Figure 2 Chemical synthesis of Ketone Ester.

Application of Ketone Ester

Ketone Ester has been developed as an oral source of ketones, which may be utilized for energy, shown to elevate blood ketone levels in humans, as it is fully hydrolyzed to D-β- hydroxybutyrate and (R)-1,3-butanediol following consumption, with the latter being further metabolized to D-β-hydroxybutyrate and acetoacetate in the liver [2]. Ketone monoester also can be delivered in a food form for energy purposes, thereby reducing the potential concerns associated with the administration of a ketogenic diet. In preliminary studies, pair-feeding a diet containing ketone monoester (13.7 g/kg bw/day) to Wistar rats for 66 days did not significantly impact body weights in comparison to a Western diet or a CHO-based diet. Plasma free fatty acid levels and lactate dehydrogenase (LDH) activity were also unaffected [3].

Toxicity of Ketone Ester

In a 28-day toxicity study, Crl:WI (Wistar) rats received diets containing, as 30% of the calories, ketone monoester (12 and 15 g/kg body weight/day for male and female rats, respectively). Control groups received either carbohydrate- or fat-based diets. Rats in the test group consumed less feed and gained less weight than control animals; similar findings have been documented in studies of ketogenic diets. Between-group differences were noted in selected hematology, coagulation, and serum chemistry parameters; however, values were within normal physiological ranges and/or were not accompanied by other changes indicative of toxicity. Upon gross and microscopic evaluation, there were no findings associated with the ketone monoester. In a developmental toxicity study, pregnant Crl:WI (Han) rats were administered 2 g/kg body weight/day ketone monoester or water (control) via gavage on days 6 through 20 of gestation. No Caesarean-sectioning or litter parameters were affected by the test article. The overall incidence of fetal alterations was higher in the test group; however, there were no specific alterations attributable to the test substance [4].

References

[1]Zhang et al. Preparation method of (R)-3-hydroxybutyl (R)-3-hydroxybutanoate from (R)-butane-1,3-diol and (R)-3-hydroxybutyric acid. CN113045416, 29 Jun 2021.
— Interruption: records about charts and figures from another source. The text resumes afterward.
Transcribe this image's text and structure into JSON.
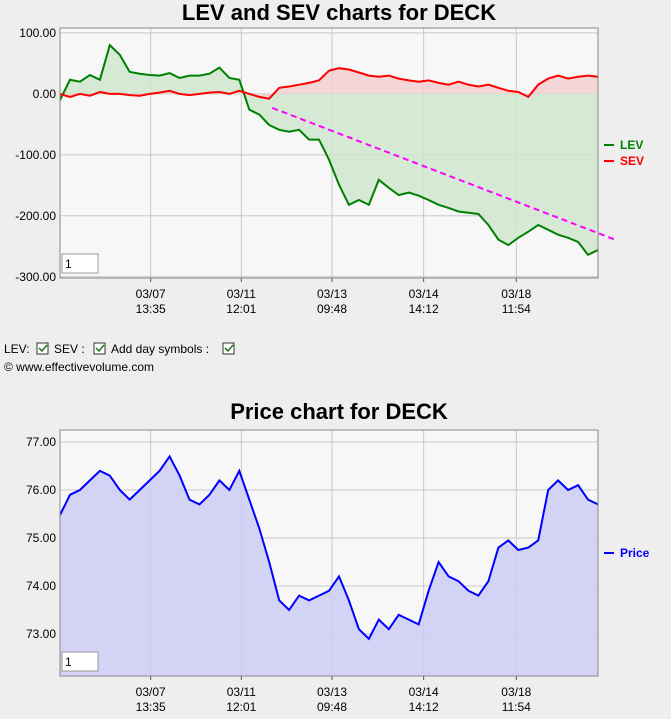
{
  "chart_data": [
    {
      "type": "line",
      "title": "LEV and SEV charts for DECK",
      "zoom_box": "1",
      "x": [
        0,
        1,
        2,
        3,
        4,
        5,
        6,
        7,
        8,
        9,
        10,
        11,
        12,
        13,
        14,
        15,
        16,
        17,
        18,
        19,
        20,
        21,
        22,
        23,
        24,
        25,
        26,
        27,
        28,
        29,
        30,
        31,
        32,
        33,
        34,
        35,
        36,
        37,
        38,
        39,
        40,
        41,
        42,
        43,
        44,
        45,
        46,
        47,
        48,
        49,
        50,
        51,
        52,
        53,
        54
      ],
      "xlim": [
        0,
        54
      ],
      "xticks": [
        {
          "value": 9.1,
          "label": "03/07 13:35"
        },
        {
          "value": 18.2,
          "label": "03/11 12:01"
        },
        {
          "value": 27.3,
          "label": "03/13 09:48"
        },
        {
          "value": 36.5,
          "label": "03/14 14:12"
        },
        {
          "value": 45.8,
          "label": "03/18 11:54"
        }
      ],
      "ylim": [
        -302,
        108
      ],
      "yticks": [
        {
          "value": 100,
          "label": "100.00"
        },
        {
          "value": 0,
          "label": "0.00"
        },
        {
          "value": -100,
          "label": "-100.00"
        },
        {
          "value": -200,
          "label": "-200.00"
        },
        {
          "value": -300,
          "label": "-300.00"
        }
      ],
      "grid": true,
      "fill": "zero",
      "series": [
        {
          "name": "LEV",
          "color": "#008000",
          "fill_color": "#cfe6cf",
          "values": [
            -10,
            23,
            20,
            31,
            23,
            80,
            64,
            36,
            33,
            31,
            30,
            34,
            26,
            30,
            30,
            33,
            43,
            26,
            23,
            -26,
            -34,
            -51,
            -59,
            -62,
            -59,
            -75,
            -75,
            -108,
            -149,
            -182,
            -174,
            -182,
            -141,
            -154,
            -166,
            -162,
            -167,
            -174,
            -182,
            -187,
            -193,
            -195,
            -197,
            -215,
            -239,
            -248,
            -236,
            -226,
            -215,
            -223,
            -231,
            -236,
            -243,
            -264,
            -256
          ]
        },
        {
          "name": "SEV",
          "color": "#ff0000",
          "fill_color": "#f5d0d0",
          "values": [
            0,
            -5,
            0,
            -3,
            3,
            0,
            0,
            -2,
            -3,
            0,
            2,
            5,
            0,
            -2,
            0,
            2,
            3,
            0,
            5,
            0,
            -5,
            -8,
            10,
            12,
            15,
            18,
            22,
            38,
            42,
            40,
            35,
            30,
            28,
            30,
            25,
            22,
            20,
            22,
            18,
            15,
            20,
            15,
            12,
            15,
            10,
            5,
            3,
            -5,
            15,
            25,
            30,
            25,
            28,
            30,
            28
          ]
        }
      ],
      "trend_line": {
        "x": [
          21.3,
          55.7
        ],
        "values": [
          -23,
          -239
        ],
        "color": "#ff00ff"
      }
    },
    {
      "type": "line",
      "title": "Price chart for DECK",
      "zoom_box": "1",
      "x": [
        0,
        1,
        2,
        3,
        4,
        5,
        6,
        7,
        8,
        9,
        10,
        11,
        12,
        13,
        14,
        15,
        16,
        17,
        18,
        19,
        20,
        21,
        22,
        23,
        24,
        25,
        26,
        27,
        28,
        29,
        30,
        31,
        32,
        33,
        34,
        35,
        36,
        37,
        38,
        39,
        40,
        41,
        42,
        43,
        44,
        45,
        46,
        47,
        48,
        49,
        50,
        51,
        52,
        53,
        54
      ],
      "xlim": [
        0,
        54
      ],
      "xticks": [
        {
          "value": 9.1,
          "label": "03/07 13:35"
        },
        {
          "value": 18.2,
          "label": "03/11 12:01"
        },
        {
          "value": 27.3,
          "label": "03/13 09:48"
        },
        {
          "value": 36.5,
          "label": "03/14 14:12"
        },
        {
          "value": 45.8,
          "label": "03/18 11:54"
        }
      ],
      "ylim": [
        72.125,
        77.25
      ],
      "yticks": [
        {
          "value": 77,
          "label": "77.00"
        },
        {
          "value": 76,
          "label": "76.00"
        },
        {
          "value": 75,
          "label": "75.00"
        },
        {
          "value": 74,
          "label": "74.00"
        },
        {
          "value": 73,
          "label": "73.00"
        }
      ],
      "grid": true,
      "fill": "bottom",
      "series": [
        {
          "name": "Price",
          "color": "#0000ff",
          "fill_color": "#ccccf5",
          "values": [
            75.48,
            75.9,
            76.0,
            76.2,
            76.4,
            76.3,
            76.0,
            75.8,
            76.0,
            76.2,
            76.4,
            76.7,
            76.3,
            75.8,
            75.7,
            75.9,
            76.2,
            76.0,
            76.4,
            75.8,
            75.2,
            74.5,
            73.7,
            73.5,
            73.8,
            73.7,
            73.8,
            73.9,
            74.2,
            73.7,
            73.1,
            72.9,
            73.3,
            73.1,
            73.4,
            73.3,
            73.2,
            73.9,
            74.5,
            74.2,
            74.1,
            73.9,
            73.8,
            74.1,
            74.8,
            74.95,
            74.75,
            74.8,
            74.95,
            76.0,
            76.2,
            76.0,
            76.1,
            75.8,
            75.7
          ]
        }
      ]
    }
  ],
  "controls": {
    "checkboxes": [
      "LEV:",
      "SEV :",
      "Add day symbols :"
    ],
    "copyright": "© www.effectivevolume.com"
  }
}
[2]Desrochers S, et al. Metabolism of R- and S-1,3-butanediol in perfused livers from meal-fed and starved rats. Biochem. J. 1992; 285:647–653.
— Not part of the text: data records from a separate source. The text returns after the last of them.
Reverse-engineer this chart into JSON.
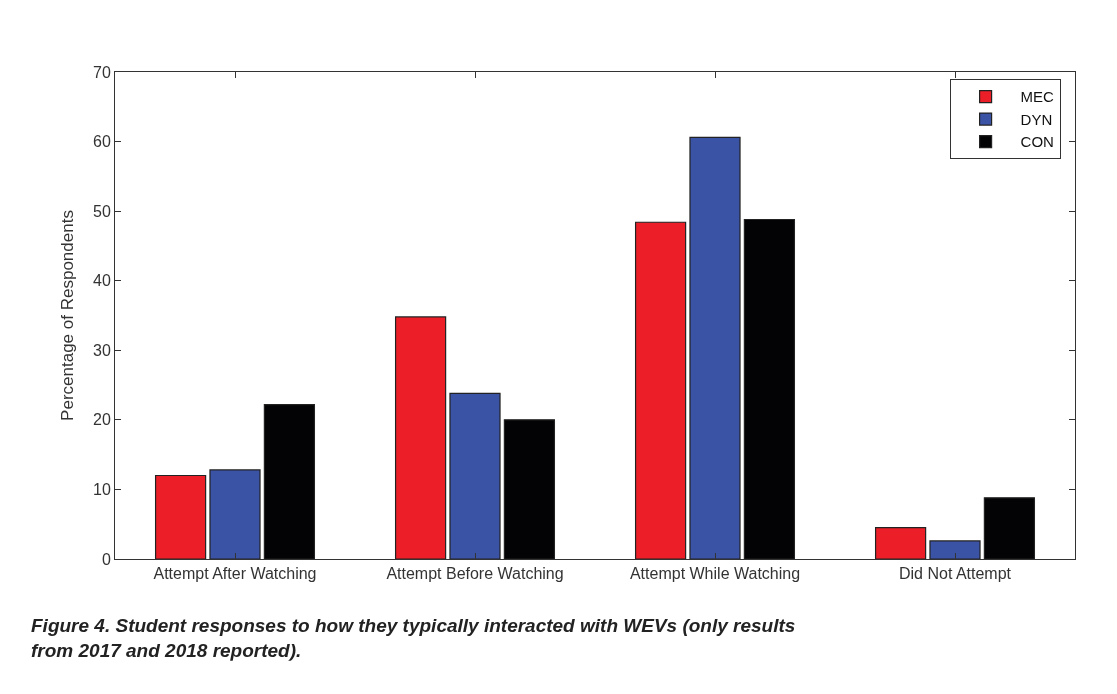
{
  "chart_data": {
    "type": "bar",
    "categories": [
      "Attempt After Watching",
      "Attempt Before Watching",
      "Attempt While Watching",
      "Did Not Attempt"
    ],
    "series": [
      {
        "name": "MEC",
        "color": "#ec1f28",
        "values": [
          12.0,
          34.8,
          48.4,
          4.5
        ]
      },
      {
        "name": "DYN",
        "color": "#3a53a4",
        "values": [
          12.8,
          23.8,
          60.6,
          2.6
        ]
      },
      {
        "name": "CON",
        "color": "#030305",
        "values": [
          22.2,
          20.0,
          48.8,
          8.8
        ]
      }
    ],
    "ylabel": "Percentage of Respondents",
    "ylim": [
      0,
      70
    ],
    "yticks": [
      0,
      10,
      20,
      30,
      40,
      50,
      60,
      70
    ],
    "legend": "top right",
    "annotations": [
      "Figure 4. Student responses to how they typically interacted with WEVs (only results from 2017 and 2018 reported)."
    ]
  }
}
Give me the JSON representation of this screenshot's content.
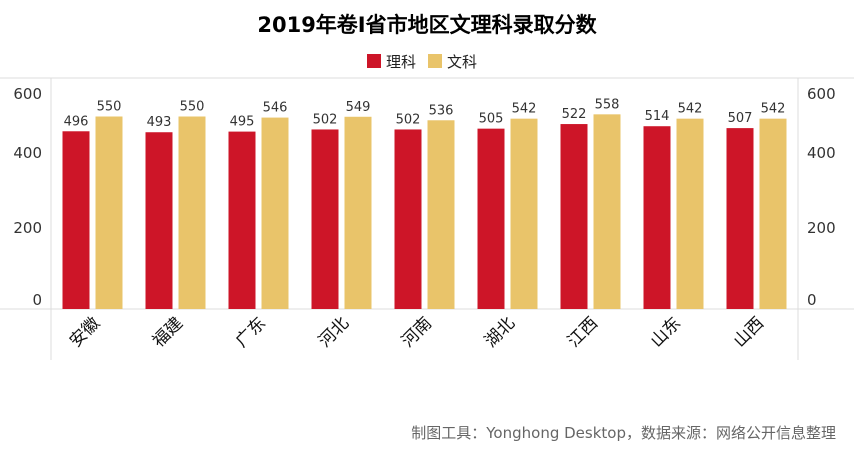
{
  "chart_data": {
    "type": "bar",
    "title": "2019年卷I省市地区文理科录取分数",
    "categories": [
      "安徽",
      "福建",
      "广东",
      "河北",
      "河南",
      "湖北",
      "江西",
      "山东",
      "山西"
    ],
    "series": [
      {
        "name": "理科",
        "color": "#cd1528",
        "values": [
          496,
          493,
          495,
          502,
          502,
          505,
          522,
          514,
          507
        ]
      },
      {
        "name": "文科",
        "color": "#e9c46a",
        "values": [
          550,
          550,
          546,
          549,
          536,
          542,
          558,
          542,
          542
        ]
      }
    ],
    "y_ticks": [
      0,
      200,
      400,
      600
    ],
    "ylim": [
      0,
      600
    ],
    "y_scale": "non-linear (ticks 0–600 unevenly spaced, values read from data labels)",
    "legend_position": "top-center",
    "grid": false,
    "axes": "y-axis ticks on both left and right"
  },
  "footer": {
    "text": "制图工具：Yonghong Desktop，数据来源：网络公开信息整理"
  }
}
[3]Tate RL, Mehlman MA, Tobin RB. Metabolic fate of 1,3-butanediol in the rat: conversion to - hydroxybutyrate. J. Nutr. 1971; 101:1719–1726.

[4]Clarke K, et al. Oral 28-day and developmental toxicity studies of (R)-3- hydroxybutyl (R)-3-hydroxybutyrate. Regul Toxicol Pharmacol. 2012, 63(2):doi:10.1016/j.yrtph.2012.04.001.